Анна Кальма - Дети горчичного рая
Вот он стоит, «черный Карузо», высокий, чуть сутулый, и смотрит на забинтованного мальчика. О знаменитом певце пишут все газеты мира. Пластинки с записями его голоса стоят дороже других пластинок. Радиостудии наперебой приглашают его выступать. Самые прославленные концертные залы Вселенной гордятся его выступлениями.

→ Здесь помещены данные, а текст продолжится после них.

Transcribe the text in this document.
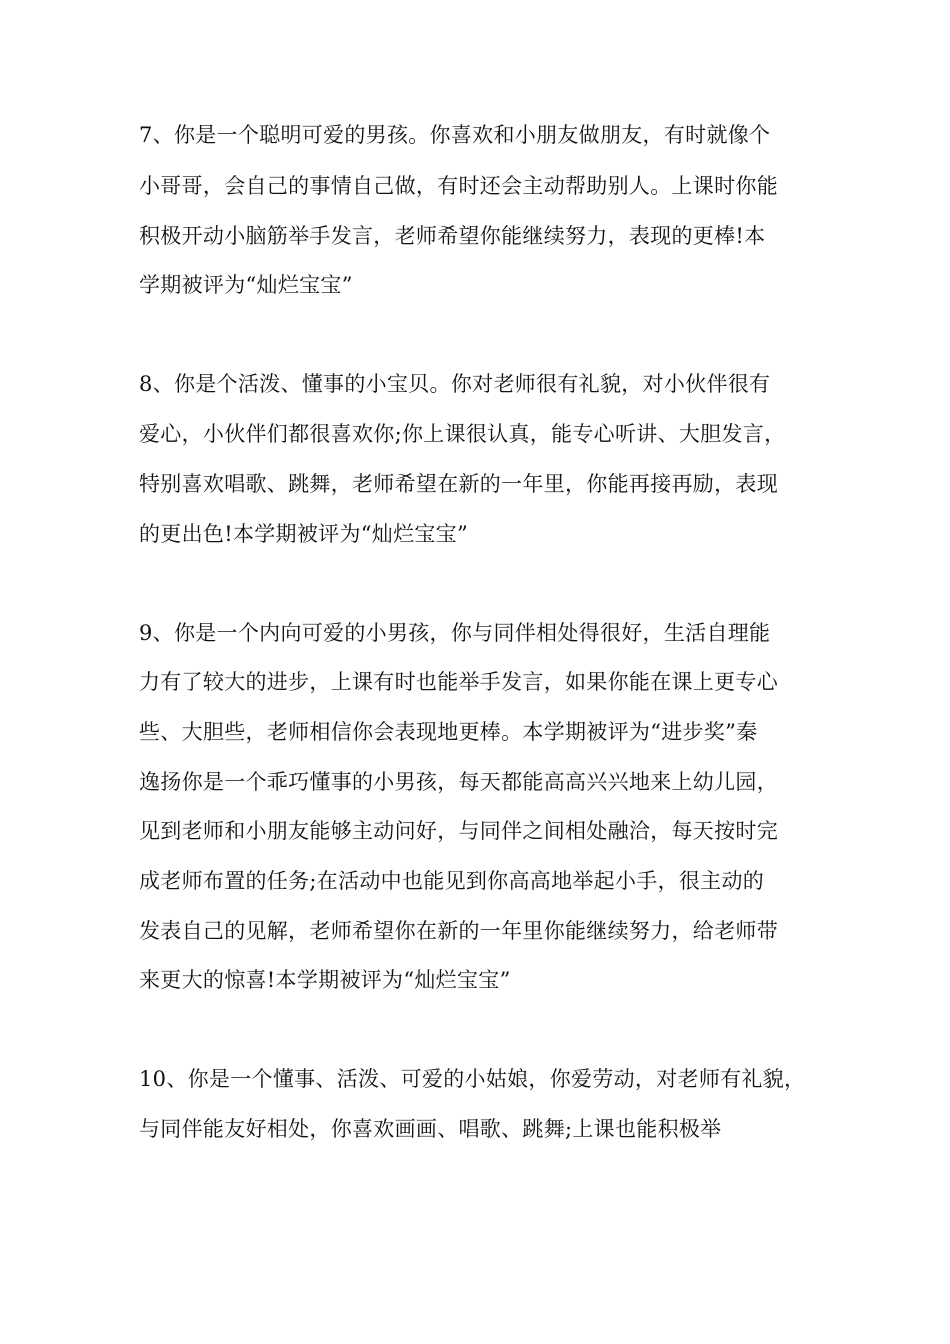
7、你是一个聪明可爱的男孩。你喜欢和小朋友做朋友，有时就像个
小哥哥，会自己的事情自己做，有时还会主动帮助别人。上课时你能
积极开动小脑筋举手发言，老师希望你能继续努力，表现的更棒!本
学期被评为“灿烂宝宝”
8、你是个活泼、懂事的小宝贝。你对老师很有礼貌，对小伙伴很有
爱心，小伙伴们都很喜欢你;你上课很认真，能专心听讲、大胆发言，
特别喜欢唱歌、跳舞，老师希望在新的一年里，你能再接再励，表现
的更出色!本学期被评为“灿烂宝宝”
9、你是一个内向可爱的小男孩，你与同伴相处得很好，生活自理能
力有了较大的进步，上课有时也能举手发言，如果你能在课上更专心
些、大胆些，老师相信你会表现地更棒。本学期被评为“进步奖”秦
逸扬你是一个乖巧懂事的小男孩，每天都能高高兴兴地来上幼儿园，
见到老师和小朋友能够主动问好，与同伴之间相处融洽，每天按时完
成老师布置的任务;在活动中也能见到你高高地举起小手，很主动的
发表自己的见解，老师希望你在新的一年里你能继续努力，给老师带
来更大的惊喜!本学期被评为“灿烂宝宝”
10、你是一个懂事、活泼、可爱的小姑娘，你爱劳动，对老师有礼貌，
与同伴能友好相处，你喜欢画画、唱歌、跳舞;上课也能积极举
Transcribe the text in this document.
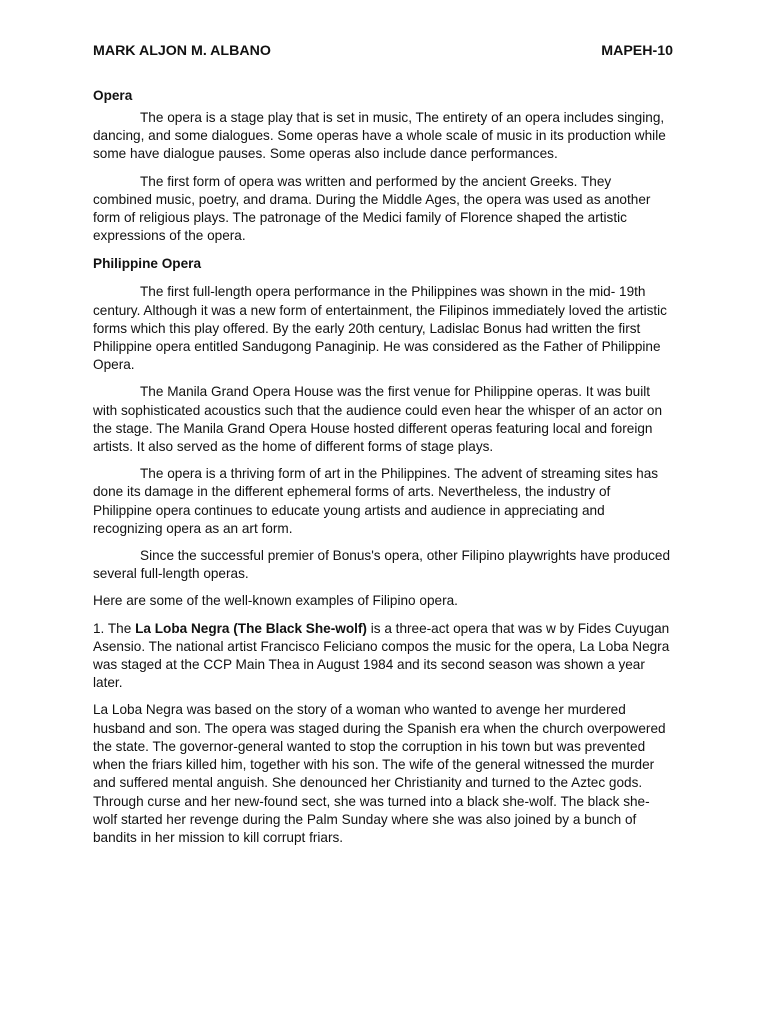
MARK ALJON M. ALBANO	MAPEH-10
Opera

The opera is a stage play that is set in music, The entirety of an opera includes singing, dancing, and some dialogues. Some operas have a whole scale of music in its production while some have dialogue pauses. Some operas also include dance performances.

The first form of opera was written and performed by the ancient Greeks. They combined music, poetry, and drama. During the Middle Ages, the opera was used as another form of religious plays. The patronage of the Medici family of Florence shaped the artistic expressions of the opera.

Philippine Opera

The first full-length opera performance in the Philippines was shown in the mid- 19th century. Although it was a new form of entertainment, the Filipinos immediately loved the artistic forms which this play offered. By the early 20th century, Ladislac Bonus had written the first Philippine opera entitled Sandugong Panaginip. He was considered as the Father of Philippine Opera.

The Manila Grand Opera House was the first venue for Philippine operas. It was built with sophisticated acoustics such that the audience could even hear the whisper of an actor on the stage. The Manila Grand Opera House hosted different operas featuring local and foreign artists. It also served as the home of different forms of stage plays.

The opera is a thriving form of art in the Philippines. The advent of streaming sites has done its damage in the different ephemeral forms of arts. Nevertheless, the industry of Philippine opera continues to educate young artists and audience in appreciating and recognizing opera as an art form.

Since the successful premier of Bonus's opera, other Filipino playwrights have produced several full-length operas.

Here are some of the well-known examples of Filipino opera.

1. The La Loba Negra (The Black She-wolf) is a three-act opera that was w by Fides Cuyugan Asensio. The national artist Francisco Feliciano compos the music for the opera, La Loba Negra was staged at the CCP Main Thea in August 1984 and its second season was shown a year later.

La Loba Negra was based on the story of a woman who wanted to avenge her murdered husband and son. The opera was staged during the Spanish era when the church overpowered the state. The governor-general wanted to stop the corruption in his town but was prevented when the friars killed him, together with his son. The wife of the general witnessed the murder and suffered mental anguish. She denounced her Christianity and turned to the Aztec gods. Through curse and her new-found sect, she was turned into a black she-wolf. The black she-wolf started her revenge during the Palm Sunday where she was also joined by a bunch of bandits in her mission to kill corrupt friars.
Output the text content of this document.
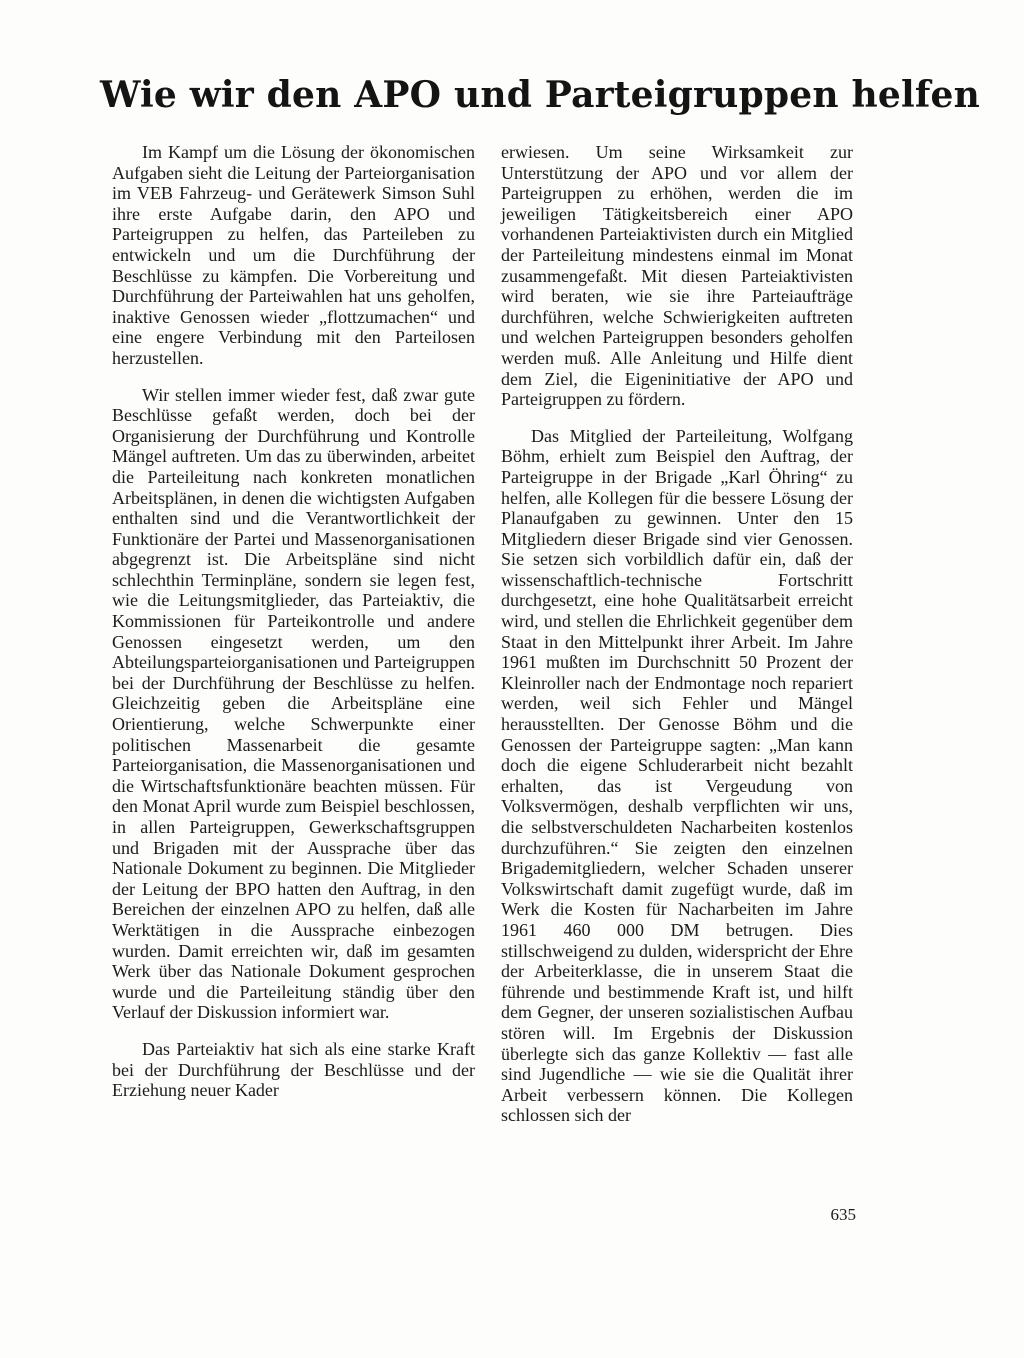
Wie wir den APO und Parteigruppen helfen

Im Kampf um die Lösung der ökonomischen Aufgaben sieht die Leitung der Parteiorganisation im VEB Fahrzeug- und Gerätewerk Simson Suhl ihre erste Aufgabe darin, den APO und Parteigruppen zu helfen, das Parteileben zu entwickeln und um die Durchführung der Beschlüsse zu kämpfen. Die Vorbereitung und Durchführung der Parteiwahlen hat uns geholfen, inaktive Genossen wieder „flottzumachen“ und eine engere Verbindung mit den Parteilosen herzustellen.

Wir stellen immer wieder fest, daß zwar gute Beschlüsse gefaßt werden, doch bei der Organisierung der Durchführung und Kontrolle Mängel auftreten. Um das zu überwinden, arbeitet die Parteileitung nach konkreten monatlichen Arbeitsplänen, in denen die wichtigsten Aufgaben enthalten sind und die Verantwortlichkeit der Funktionäre der Partei und Massenorganisationen abgegrenzt ist. Die Arbeitspläne sind nicht schlechthin Terminpläne, sondern sie legen fest, wie die Leitungsmitglieder, das Parteiaktiv, die Kommissionen für Parteikontrolle und andere Genossen eingesetzt werden, um den Abteilungsparteiorganisationen und Parteigruppen bei der Durchführung der Beschlüsse zu helfen. Gleichzeitig geben die Arbeitspläne eine Orientierung, welche Schwerpunkte einer politischen Massenarbeit die gesamte Parteiorganisation, die Massenorganisationen und die Wirtschaftsfunktionäre beachten müssen. Für den Monat April wurde zum Beispiel beschlossen, in allen Parteigruppen, Gewerkschaftsgruppen und Brigaden mit der Aussprache über das Nationale Dokument zu beginnen. Die Mitglieder der Leitung der BPO hatten den Auftrag, in den Bereichen der einzelnen APO zu helfen, daß alle Werktätigen in die Aussprache einbezogen wurden. Damit erreichten wir, daß im gesamten Werk über das Nationale Dokument gesprochen wurde und die Parteileitung ständig über den Verlauf der Diskussion informiert war.

Das Parteiaktiv hat sich als eine starke Kraft bei der Durchführung der Beschlüsse und der Erziehung neuer Kader

erwiesen. Um seine Wirksamkeit zur Unterstützung der APO und vor allem der Parteigruppen zu erhöhen, werden die im jeweiligen Tätigkeitsbereich einer APO vorhandenen Parteiaktivisten durch ein Mitglied der Parteileitung mindestens einmal im Monat zusammengefaßt. Mit diesen Parteiaktivisten wird beraten, wie sie ihre Parteiaufträge durchführen, welche Schwierigkeiten auftreten und welchen Parteigruppen besonders geholfen werden muß. Alle Anleitung und Hilfe dient dem Ziel, die Eigeninitiative der APO und Parteigruppen zu fördern.

Das Mitglied der Parteileitung, Wolfgang Böhm, erhielt zum Beispiel den Auftrag, der Parteigruppe in der Brigade „Karl Öhring“ zu helfen, alle Kollegen für die bessere Lösung der Planaufgaben zu gewinnen. Unter den 15 Mitgliedern dieser Brigade sind vier Genossen. Sie setzen sich vorbildlich dafür ein, daß der wissenschaftlich-technische Fortschritt durchgesetzt, eine hohe Qualitätsarbeit erreicht wird, und stellen die Ehrlichkeit gegenüber dem Staat in den Mittelpunkt ihrer Arbeit. Im Jahre 1961 mußten im Durchschnitt 50 Prozent der Kleinroller nach der Endmontage noch repariert werden, weil sich Fehler und Mängel herausstellten. Der Genosse Böhm und die Genossen der Parteigruppe sagten: „Man kann doch die eigene Schluderarbeit nicht bezahlt erhalten, das ist Vergeudung von Volksvermögen, deshalb verpflichten wir uns, die selbstverschuldeten Nacharbeiten kostenlos durchzuführen.“ Sie zeigten den einzelnen Brigademitgliedern, welcher Schaden unserer Volkswirtschaft damit zugefügt wurde, daß im Werk die Kosten für Nacharbeiten im Jahre 1961 460 000 DM betrugen. Dies stillschweigend zu dulden, widerspricht der Ehre der Arbeiterklasse, die in unserem Staat die führende und bestimmende Kraft ist, und hilft dem Gegner, der unseren sozialistischen Aufbau stören will. Im Ergebnis der Diskussion überlegte sich das ganze Kollektiv — fast alle sind Jugendliche — wie sie die Qualität ihrer Arbeit verbessern können. Die Kollegen schlossen sich der

635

Но на его родине ни одна белая женщина не показалась бы с ним в театре или на улице, ни один богатый белый джентльмен не ввел бы его в свой дом, а пожать ему руку в публичном месте считалось бы либерализмом и вызовом общественному мнению.
Может быть, поэтому в глазах Джима Робинсона всегда было ироническое выражение, а рот приобрел ту жестковатую складку, какая бывает у людей, много испытавших на своем веку. Из-за сильно пробивающейся седины волосы его были цвета соли с перцем; он редко улыбался, а в его длинных, висящих вдоль тела руках и опущенных плечах чувствовалась усталость. Как будто этот знаменитый негр-певец вобрал в себя всю печаль своего народа.
Слава не испортила его. Он еще хорошо помнил то время, когда работал простым пильщиком на лесопильных заводах в бухте Одри. Он и тогда пел так, что люди после работы оставались еще часок-другой послушать его песни и негритянские гимны.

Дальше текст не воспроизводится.